Aslında Tahir imanı bütün, has bir Rufai dervişi. Ama işte nasıl söyleyeyim; görüntüsüyle, heybet ve cesâmetiyle ecinni tâifesinden bir ifriti andırıyor. Şahin Tahir'in bu tehdidini ağlayarak anlatmıştı bize.! Korkudan öyle titriyordu ki gününden evvel ölecek sandık. Epey içini döktü bize Şahin; doğal şartlarda ölmek istediğini, tehdit altında ve başkalarının dışardan müdahalesi ile ölmek istemediğini söyledi. Tahir'e engel olmamızı hassaten rica etti. 26 Eylül gelip çattı. Şahin'in ölüm koordinatları tutmadı. Kızıl Tahir'de ilişmedi garibe. Hiçbir kehaneti de çıkmadı Şahin'in.
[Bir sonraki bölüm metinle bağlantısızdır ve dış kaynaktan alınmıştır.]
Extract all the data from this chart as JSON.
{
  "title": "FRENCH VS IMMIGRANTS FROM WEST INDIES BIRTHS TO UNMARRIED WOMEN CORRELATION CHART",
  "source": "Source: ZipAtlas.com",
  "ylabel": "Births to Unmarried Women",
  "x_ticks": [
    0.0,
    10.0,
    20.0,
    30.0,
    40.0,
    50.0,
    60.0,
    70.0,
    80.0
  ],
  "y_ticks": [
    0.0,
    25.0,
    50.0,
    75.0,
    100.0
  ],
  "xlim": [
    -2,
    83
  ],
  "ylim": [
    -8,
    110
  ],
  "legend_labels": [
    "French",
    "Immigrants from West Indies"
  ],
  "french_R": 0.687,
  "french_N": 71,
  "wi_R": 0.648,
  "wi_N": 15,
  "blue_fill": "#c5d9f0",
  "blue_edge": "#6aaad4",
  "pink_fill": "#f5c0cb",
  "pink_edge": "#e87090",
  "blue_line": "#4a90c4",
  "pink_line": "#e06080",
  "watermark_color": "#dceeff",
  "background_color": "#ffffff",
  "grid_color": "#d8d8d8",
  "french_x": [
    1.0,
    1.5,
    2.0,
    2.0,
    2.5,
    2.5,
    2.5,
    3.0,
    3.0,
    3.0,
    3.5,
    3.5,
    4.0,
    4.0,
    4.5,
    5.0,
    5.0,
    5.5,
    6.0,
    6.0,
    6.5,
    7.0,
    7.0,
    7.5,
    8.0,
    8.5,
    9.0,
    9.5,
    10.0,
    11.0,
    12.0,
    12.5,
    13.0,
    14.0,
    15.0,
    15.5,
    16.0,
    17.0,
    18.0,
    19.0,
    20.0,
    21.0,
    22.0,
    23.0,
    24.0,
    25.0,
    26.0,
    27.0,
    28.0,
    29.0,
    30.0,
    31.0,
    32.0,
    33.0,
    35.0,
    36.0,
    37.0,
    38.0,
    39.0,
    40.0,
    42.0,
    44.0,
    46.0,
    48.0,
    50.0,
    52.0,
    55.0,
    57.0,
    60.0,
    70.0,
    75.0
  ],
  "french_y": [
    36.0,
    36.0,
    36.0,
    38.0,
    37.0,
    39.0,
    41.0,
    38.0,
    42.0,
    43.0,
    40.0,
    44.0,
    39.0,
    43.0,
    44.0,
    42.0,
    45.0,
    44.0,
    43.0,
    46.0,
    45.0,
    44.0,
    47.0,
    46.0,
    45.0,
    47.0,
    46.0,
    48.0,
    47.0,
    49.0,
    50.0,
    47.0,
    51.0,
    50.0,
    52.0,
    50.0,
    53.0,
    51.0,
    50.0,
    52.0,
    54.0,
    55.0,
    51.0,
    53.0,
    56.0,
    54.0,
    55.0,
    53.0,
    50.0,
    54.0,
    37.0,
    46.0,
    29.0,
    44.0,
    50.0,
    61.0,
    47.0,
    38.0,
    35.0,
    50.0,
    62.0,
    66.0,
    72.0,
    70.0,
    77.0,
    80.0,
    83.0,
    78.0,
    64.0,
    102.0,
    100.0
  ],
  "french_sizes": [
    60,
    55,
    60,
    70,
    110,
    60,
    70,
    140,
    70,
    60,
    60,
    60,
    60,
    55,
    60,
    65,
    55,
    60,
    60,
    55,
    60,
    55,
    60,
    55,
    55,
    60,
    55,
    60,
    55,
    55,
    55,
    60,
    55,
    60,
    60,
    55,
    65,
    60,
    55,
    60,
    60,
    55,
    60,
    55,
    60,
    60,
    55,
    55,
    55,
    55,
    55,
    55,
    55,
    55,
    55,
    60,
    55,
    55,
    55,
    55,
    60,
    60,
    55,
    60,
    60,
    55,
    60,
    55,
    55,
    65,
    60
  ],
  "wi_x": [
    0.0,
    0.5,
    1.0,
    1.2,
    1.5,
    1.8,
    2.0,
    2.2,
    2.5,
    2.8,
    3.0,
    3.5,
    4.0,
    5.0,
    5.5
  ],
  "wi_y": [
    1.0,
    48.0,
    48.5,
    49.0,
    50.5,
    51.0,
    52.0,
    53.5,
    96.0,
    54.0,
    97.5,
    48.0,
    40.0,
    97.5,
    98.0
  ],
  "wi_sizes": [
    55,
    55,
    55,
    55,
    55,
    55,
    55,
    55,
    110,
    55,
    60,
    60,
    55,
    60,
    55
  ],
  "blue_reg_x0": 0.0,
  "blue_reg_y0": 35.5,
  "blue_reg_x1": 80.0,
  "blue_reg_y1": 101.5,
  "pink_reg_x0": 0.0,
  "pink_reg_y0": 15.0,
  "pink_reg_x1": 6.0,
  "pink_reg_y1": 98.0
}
Bunların hepsi tümörden oluyor.

Tümör olunca problem yok. Çünkü Şahin özgür yani özü gür bir insan. Hem yetkisiz hem de söylediklerinden sorumlu değil. Ancak içtenlikle söylüyorum şu tümörsüz tanrılar var ya " Keşke bizim de beynimizde tümör olsaydı " diye dizlerini çok dövecekler.